Roving Reporter
By Ernie Pyle
In Italy – (by wireless)
Around the airdrome they joke about how one pilot won his victory over an enemy plane.
It seems he caught a tiny observation plane, similar to our Cubs, while he was out on a low-level mission. As soon as the frightened little enemy saw our ships, he got as low to the ground as he could. One of our planes pulled up and came down at him in a dive. The little plane was so slow that our pilot misjudged its speed and completely missed him. But as he shot on past, his propeller blast caught the little ship, threw it upside down, and it dived into the ground – quite fatally.
There’s more than one way to skin a cat, as they say.

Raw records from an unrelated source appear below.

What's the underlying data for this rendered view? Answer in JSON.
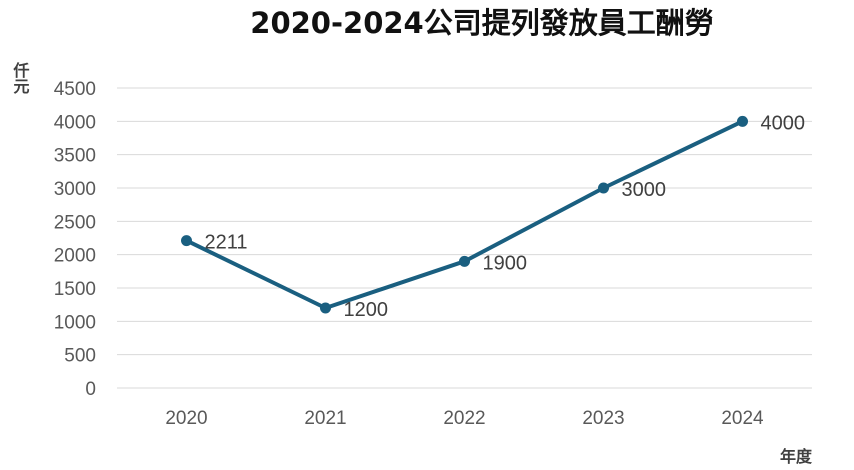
{
  "chart_data": {
    "type": "line",
    "title": "2020-2024公司提列發放員工酬勞",
    "ylabel": "仟元",
    "xlabel": "年度",
    "categories": [
      "2020",
      "2021",
      "2022",
      "2023",
      "2024"
    ],
    "series": [
      {
        "values": [
          2211,
          1200,
          1900,
          3000,
          4000
        ],
        "color": "#1a5f80"
      }
    ],
    "ylim": [
      0,
      4500
    ],
    "yticks": [
      0,
      500,
      1000,
      1500,
      2000,
      2500,
      3000,
      3500,
      4000,
      4500
    ],
    "grid": true,
    "legend": "none"
  }
}
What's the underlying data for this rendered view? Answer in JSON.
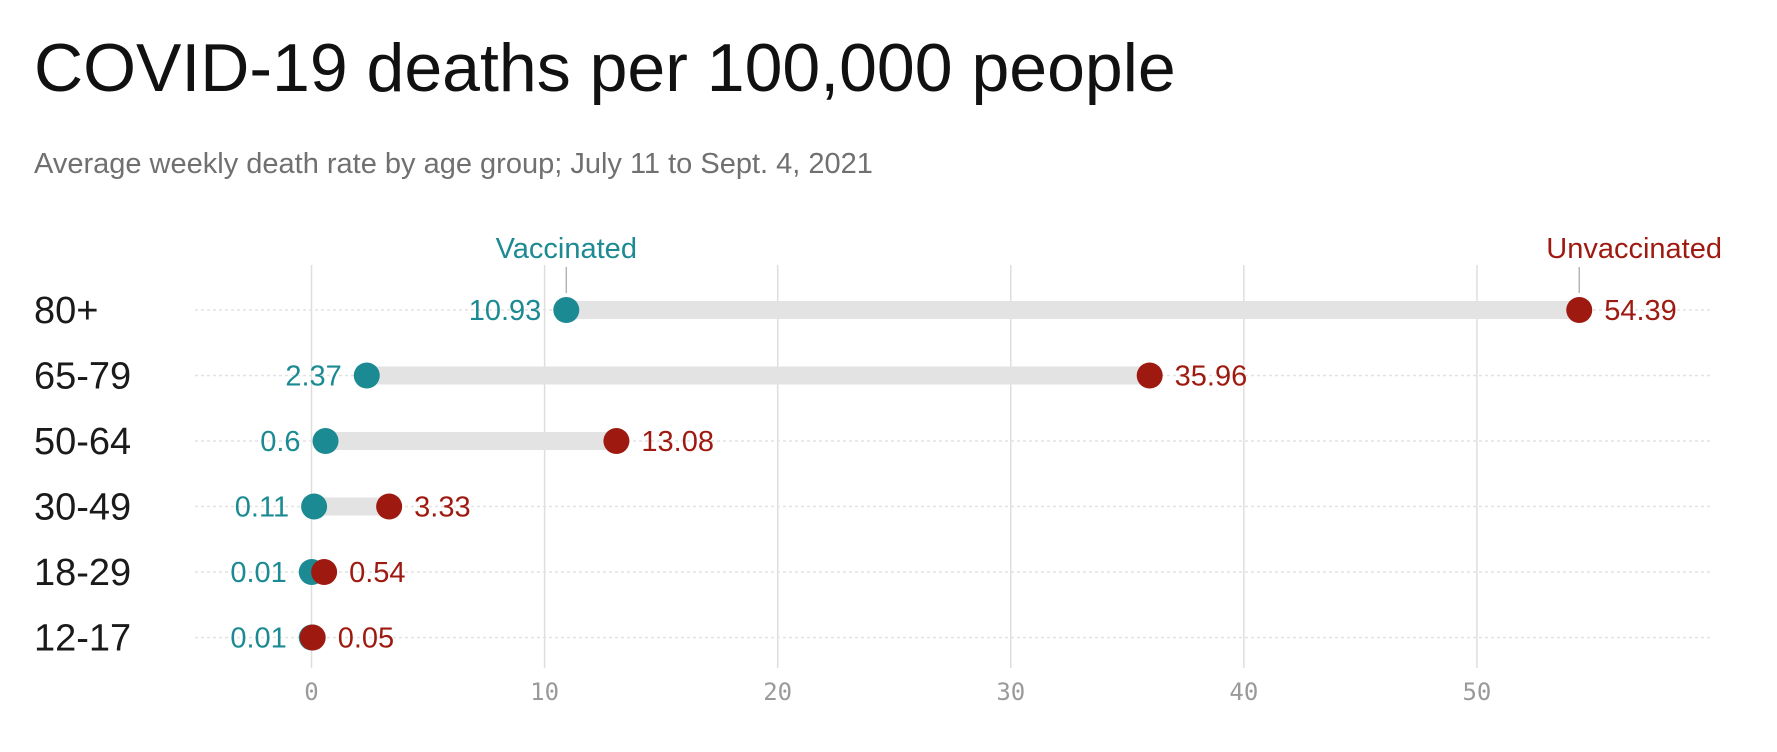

You laugh at some very sad things in wartime. For instance, the pilots tell with merriment about the fate of a German motorcyclist.
Our planes were strafing a mountain road one day. They saw this German motorcyclist, who in his terror kept looking back over his shoulder at the approaching planes, and consequently rode right off the highway and over the edge of a 400-foot cliff.

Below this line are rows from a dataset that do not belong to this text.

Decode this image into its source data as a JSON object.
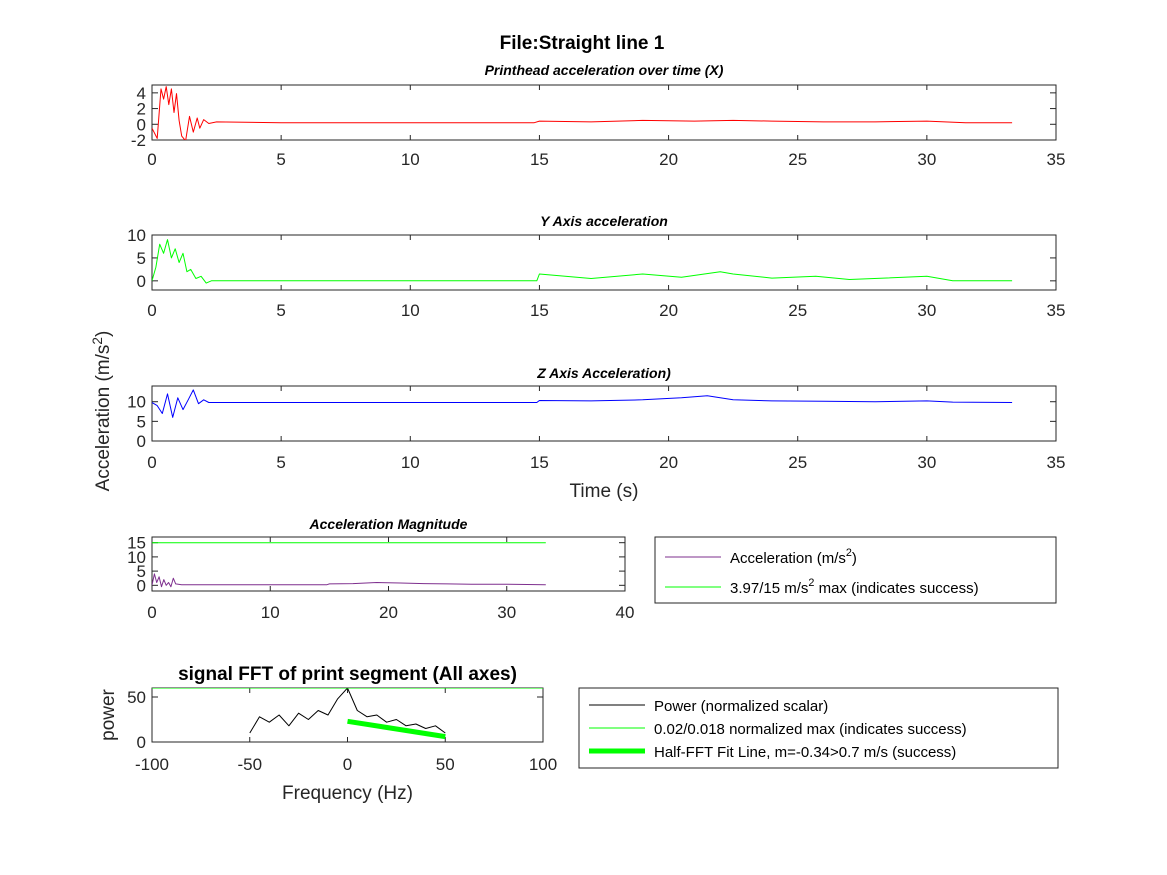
{
  "figure_title": "File:Straight line 1",
  "shared_ylabel": "Acceleration (m/s²)",
  "chart_data": [
    {
      "type": "line",
      "title": "Printhead acceleration over time (X)",
      "xlabel": "",
      "ylabel": "",
      "xlim": [
        0,
        35
      ],
      "ylim": [
        -2,
        5
      ],
      "xticks": [
        0,
        5,
        10,
        15,
        20,
        25,
        30,
        35
      ],
      "yticks": [
        -2,
        0,
        2,
        4
      ],
      "series": [
        {
          "color": "#ff0000",
          "x": [
            0,
            0.2,
            0.35,
            0.45,
            0.55,
            0.65,
            0.75,
            0.85,
            0.95,
            1.05,
            1.15,
            1.3,
            1.45,
            1.6,
            1.75,
            1.85,
            2.0,
            2.2,
            2.5,
            5,
            10,
            14.8,
            15,
            17,
            19,
            21,
            22.5,
            24,
            26,
            28,
            30,
            31.5,
            33.3
          ],
          "y": [
            -0.5,
            -1.8,
            4.5,
            3.2,
            4.8,
            2.5,
            4.5,
            1.5,
            3.9,
            0.5,
            -1.5,
            -2.1,
            1.0,
            -1.0,
            0.8,
            -0.5,
            0.6,
            0.1,
            0.3,
            0.2,
            0.2,
            0.2,
            0.4,
            0.3,
            0.5,
            0.4,
            0.5,
            0.4,
            0.3,
            0.3,
            0.4,
            0.2,
            0.2
          ]
        }
      ]
    },
    {
      "type": "line",
      "title": "Y Axis acceleration",
      "xlabel": "",
      "ylabel": "",
      "xlim": [
        0,
        35
      ],
      "ylim": [
        -2,
        10
      ],
      "xticks": [
        0,
        5,
        10,
        15,
        20,
        25,
        30,
        35
      ],
      "yticks": [
        0,
        5,
        10
      ],
      "series": [
        {
          "color": "#00ff00",
          "x": [
            0,
            0.15,
            0.3,
            0.45,
            0.6,
            0.75,
            0.9,
            1.05,
            1.2,
            1.35,
            1.5,
            1.7,
            1.9,
            2.1,
            2.3,
            5,
            10,
            14.9,
            15,
            17,
            19,
            20.5,
            22,
            22.5,
            24,
            25.7,
            27,
            30,
            31,
            33.3
          ],
          "y": [
            0,
            3,
            8,
            6,
            9,
            5,
            7,
            4,
            6,
            2,
            2.5,
            0.5,
            1,
            -0.5,
            0,
            0,
            0,
            0,
            1.5,
            0.5,
            1.5,
            0.8,
            2,
            1.5,
            0.6,
            1,
            0.3,
            1,
            0,
            0
          ]
        }
      ]
    },
    {
      "type": "line",
      "title": "Z Axis Acceleration)",
      "xlabel": "Time (s)",
      "ylabel": "",
      "xlim": [
        0,
        35
      ],
      "ylim": [
        0,
        14
      ],
      "xticks": [
        0,
        5,
        10,
        15,
        20,
        25,
        30,
        35
      ],
      "yticks": [
        0,
        5,
        10
      ],
      "series": [
        {
          "color": "#0000ff",
          "x": [
            0,
            0.2,
            0.4,
            0.6,
            0.8,
            1.0,
            1.2,
            1.4,
            1.6,
            1.8,
            2.0,
            2.2,
            2.5,
            5,
            10,
            14.9,
            15,
            17,
            19,
            20.5,
            21.5,
            22.5,
            24,
            26,
            28,
            30,
            31,
            33.3
          ],
          "y": [
            9.8,
            9,
            7,
            12,
            6,
            11,
            8,
            10.5,
            13,
            9.5,
            10.5,
            9.8,
            9.8,
            9.8,
            9.8,
            9.8,
            10.3,
            10.2,
            10.5,
            11,
            11.5,
            10.5,
            10.2,
            10.1,
            10,
            10.2,
            9.9,
            9.8
          ]
        }
      ]
    },
    {
      "type": "line",
      "title": "Acceleration Magnitude",
      "xlabel": "",
      "ylabel": "",
      "xlim": [
        0,
        40
      ],
      "ylim": [
        -2,
        17
      ],
      "xticks": [
        0,
        10,
        20,
        30,
        40
      ],
      "yticks": [
        0,
        5,
        10,
        15
      ],
      "series": [
        {
          "name": "Acceleration (m/s²)",
          "color": "#7e2f8e",
          "x": [
            0,
            0.2,
            0.4,
            0.6,
            0.8,
            1.0,
            1.2,
            1.4,
            1.6,
            1.8,
            2.0,
            2.5,
            5,
            10,
            14.8,
            15,
            17,
            19,
            21,
            23,
            25,
            27,
            30,
            33.3
          ],
          "y": [
            0,
            4,
            1,
            3,
            -0.5,
            2,
            0,
            1,
            -0.5,
            2.5,
            0.5,
            0.2,
            0.2,
            0.2,
            0.2,
            0.5,
            0.6,
            1,
            0.8,
            0.6,
            0.5,
            0.4,
            0.4,
            0.2
          ]
        },
        {
          "name": "3.97/15 m/s² max (indicates success)",
          "color": "#00ff00",
          "x": [
            0,
            33.3
          ],
          "y": [
            15,
            15
          ]
        }
      ]
    },
    {
      "type": "line",
      "title": "signal FFT of print segment (All axes)",
      "xlabel": "Frequency (Hz)",
      "ylabel": "power",
      "xlim": [
        -100,
        100
      ],
      "ylim": [
        0,
        60
      ],
      "xticks": [
        -100,
        -50,
        0,
        50,
        100
      ],
      "yticks": [
        0,
        50
      ],
      "series": [
        {
          "name": "Power (normalized scalar)",
          "color": "#000000",
          "x": [
            -50,
            -45,
            -40,
            -35,
            -30,
            -25,
            -20,
            -15,
            -10,
            -5,
            0,
            5,
            10,
            15,
            20,
            25,
            30,
            35,
            40,
            45,
            50
          ],
          "y": [
            10,
            28,
            22,
            30,
            18,
            32,
            25,
            35,
            30,
            48,
            60,
            35,
            28,
            30,
            22,
            25,
            18,
            20,
            15,
            18,
            10
          ]
        },
        {
          "name": "0.02/0.018 normalized max (indicates success)",
          "color": "#00ff00",
          "x": [
            -100,
            100
          ],
          "y": [
            60,
            60
          ]
        },
        {
          "name": "Half-FFT Fit Line, m=-0.34>0.7 m/s (success)",
          "color": "#00ff00",
          "x": [
            0,
            50
          ],
          "y": [
            23,
            6
          ]
        }
      ]
    }
  ]
}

In describing what it feels like to fly one of our high-powered fighting planes, one of our pilots said:
You’re just sitting there with a thousand horses in your lap and a feather in your tail.

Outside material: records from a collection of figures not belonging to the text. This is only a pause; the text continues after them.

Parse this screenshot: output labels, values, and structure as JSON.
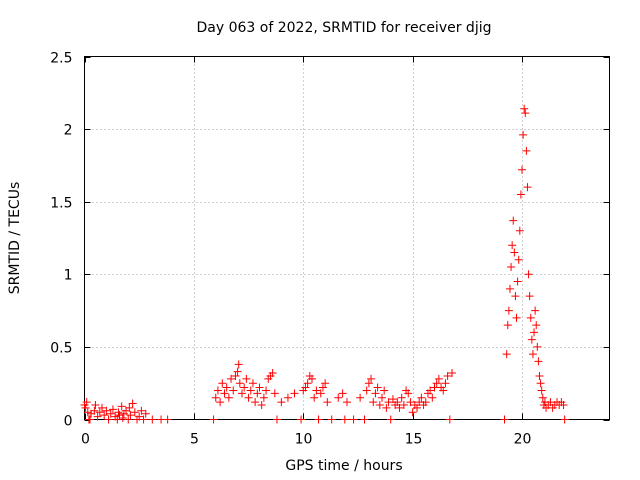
{
  "chart_data": {
    "type": "scatter",
    "title": "Day 063 of 2022, SRMTID for receiver djig",
    "xlabel": "GPS time / hours",
    "ylabel": "SRMTID / TECUs",
    "xlim": [
      0,
      24
    ],
    "ylim": [
      0,
      2.5
    ],
    "x_ticks": [
      0,
      5,
      10,
      15,
      20
    ],
    "x_tick_labels": [
      "0",
      "5",
      "10",
      "15",
      "20"
    ],
    "y_ticks": [
      0,
      0.5,
      1,
      1.5,
      2,
      2.5
    ],
    "y_tick_labels": [
      "0",
      "0.5",
      "1",
      "1.5",
      "2",
      "2.5"
    ],
    "grid": true,
    "marker": "+",
    "color": "#ff0000",
    "series": [
      {
        "name": "SRMTID",
        "x": [
          0.0,
          0.05,
          0.1,
          0.15,
          0.2,
          0.25,
          0.3,
          0.45,
          0.5,
          0.6,
          0.7,
          0.8,
          0.9,
          1.0,
          1.1,
          1.2,
          1.3,
          1.4,
          1.5,
          1.55,
          1.6,
          1.7,
          1.75,
          1.8,
          1.9,
          2.0,
          2.05,
          2.1,
          2.2,
          2.3,
          2.4,
          2.5,
          2.6,
          2.7,
          2.8,
          3.1,
          3.5,
          3.8,
          5.9,
          6.0,
          6.1,
          6.2,
          6.3,
          6.4,
          6.5,
          6.6,
          6.7,
          6.8,
          6.9,
          7.0,
          7.05,
          7.1,
          7.2,
          7.3,
          7.4,
          7.5,
          7.6,
          7.7,
          7.8,
          7.9,
          8.0,
          8.1,
          8.2,
          8.3,
          8.4,
          8.5,
          8.6,
          8.7,
          8.8,
          9.0,
          9.3,
          9.6,
          9.9,
          10.0,
          10.1,
          10.2,
          10.3,
          10.4,
          10.5,
          10.6,
          10.7,
          10.8,
          10.9,
          11.0,
          11.1,
          11.3,
          11.6,
          11.8,
          11.9,
          12.0,
          12.3,
          12.6,
          12.8,
          12.9,
          13.0,
          13.1,
          13.2,
          13.3,
          13.4,
          13.5,
          13.6,
          13.7,
          13.8,
          13.9,
          14.0,
          14.1,
          14.2,
          14.3,
          14.4,
          14.5,
          14.6,
          14.7,
          14.8,
          14.9,
          15.0,
          15.1,
          15.2,
          15.3,
          15.4,
          15.5,
          15.6,
          15.7,
          15.8,
          15.9,
          16.0,
          16.1,
          16.2,
          16.3,
          16.4,
          16.5,
          16.6,
          16.7,
          16.8,
          19.2,
          19.3,
          19.35,
          19.4,
          19.45,
          19.5,
          19.55,
          19.6,
          19.65,
          19.7,
          19.75,
          19.8,
          19.85,
          19.9,
          19.95,
          20.0,
          20.05,
          20.1,
          20.15,
          20.2,
          20.25,
          20.3,
          20.35,
          20.4,
          20.45,
          20.5,
          20.55,
          20.6,
          20.65,
          20.7,
          20.75,
          20.8,
          20.85,
          20.9,
          20.95,
          21.0,
          21.05,
          21.1,
          21.2,
          21.3,
          21.4,
          21.5,
          21.6,
          21.7,
          21.8,
          21.9,
          21.95
        ],
        "y": [
          0.1,
          0.08,
          0.12,
          0.05,
          0.0,
          0.0,
          0.04,
          0.06,
          0.1,
          0.02,
          0.05,
          0.08,
          0.03,
          0.06,
          0.0,
          0.04,
          0.07,
          0.02,
          0.0,
          0.05,
          0.03,
          0.09,
          0.01,
          0.04,
          0.06,
          0.0,
          0.08,
          0.03,
          0.11,
          0.05,
          0.0,
          0.02,
          0.06,
          0.0,
          0.04,
          0.0,
          0.0,
          0.0,
          0.0,
          0.15,
          0.2,
          0.12,
          0.25,
          0.18,
          0.22,
          0.15,
          0.28,
          0.2,
          0.3,
          0.33,
          0.38,
          0.25,
          0.18,
          0.22,
          0.28,
          0.15,
          0.2,
          0.25,
          0.12,
          0.18,
          0.22,
          0.1,
          0.15,
          0.2,
          0.28,
          0.3,
          0.32,
          0.18,
          0.0,
          0.12,
          0.15,
          0.18,
          0.0,
          0.2,
          0.22,
          0.25,
          0.3,
          0.28,
          0.15,
          0.2,
          0.0,
          0.18,
          0.22,
          0.25,
          0.12,
          0.0,
          0.15,
          0.18,
          0.0,
          0.12,
          0.0,
          0.15,
          0.0,
          0.2,
          0.25,
          0.28,
          0.12,
          0.18,
          0.22,
          0.1,
          0.15,
          0.2,
          0.08,
          0.12,
          0.0,
          0.14,
          0.1,
          0.12,
          0.08,
          0.15,
          0.1,
          0.2,
          0.18,
          0.12,
          0.05,
          0.1,
          0.08,
          0.12,
          0.15,
          0.1,
          0.12,
          0.18,
          0.2,
          0.15,
          0.22,
          0.25,
          0.28,
          0.22,
          0.2,
          0.25,
          0.3,
          0.0,
          0.32,
          0.0,
          0.45,
          0.65,
          0.75,
          0.9,
          1.05,
          1.2,
          1.37,
          1.15,
          0.85,
          0.7,
          0.95,
          1.1,
          1.3,
          1.55,
          1.72,
          1.96,
          2.14,
          2.11,
          1.85,
          1.6,
          1.0,
          0.85,
          0.7,
          0.55,
          0.45,
          0.6,
          0.75,
          0.65,
          0.5,
          0.4,
          0.3,
          0.25,
          0.2,
          0.15,
          0.1,
          0.12,
          0.08,
          0.1,
          0.12,
          0.08,
          0.1,
          0.12,
          0.1,
          0.12,
          0.1,
          0.0
        ]
      }
    ]
  }
}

Mushily patriotic scenes booed
One night I went into a little Italian town with some pilots to see the movie This Is the Army. The Air Forces had taken over a local theater, and as long as you were in uniform all you had to do was to walk in and sit down. About a third of the audience were pilots and the rest mechanics. I couldn’t help but be interested in their reaction to the picture. On the whole they applauded, but every time the action got a little gooey or mushily patriotic, you could hear a combination boo and groan go through the audience. Soldiers at the front can’t stomach flag-waving from back home.
I’ve just had a letter from a couple of lieutenants in the Army Postal Service enclosing their plan for saving soldiers a lot of letter writing.
Novel idea, but it won’t work
Their plan is based on the theory that the soldier could write just one V-letter and have it mailed to eight or 10 different people back home. That would be accomplished by writing extra addresses on a special pad; then in the laboratory the letter could be photographed over and over, slipping on a new address each time.
It’s a novel idea, but I’ve inquired around among soldiers about it and I’ve yet to find one who wants to write the same thing to a lot of people.
Imagination still occasionally gets the best of some of our letter writers. I heard the other day of a soldier who wrote to his girl that he had been wounded, and then wrote his mother and tipped her off that he had just made it up.
Non-flier gets Zeros in Italy
And another one who doesn’t fly at all wrote home that he had just shot down three Zeros. That’s really good going, especially in Italy, and tops my own record. The most I’ve been able to destroy in one day was an Italian vegetable cart.
Geographical notes: Mt. Vesuvius has a couple of streaks of red lava running down the side from the cone. They show up wonderfully at night and are fascinating. The volcano smokes continually.
The other night in Naples, we had a couple of small earthquake shocks which shook our cots and scared us half to death.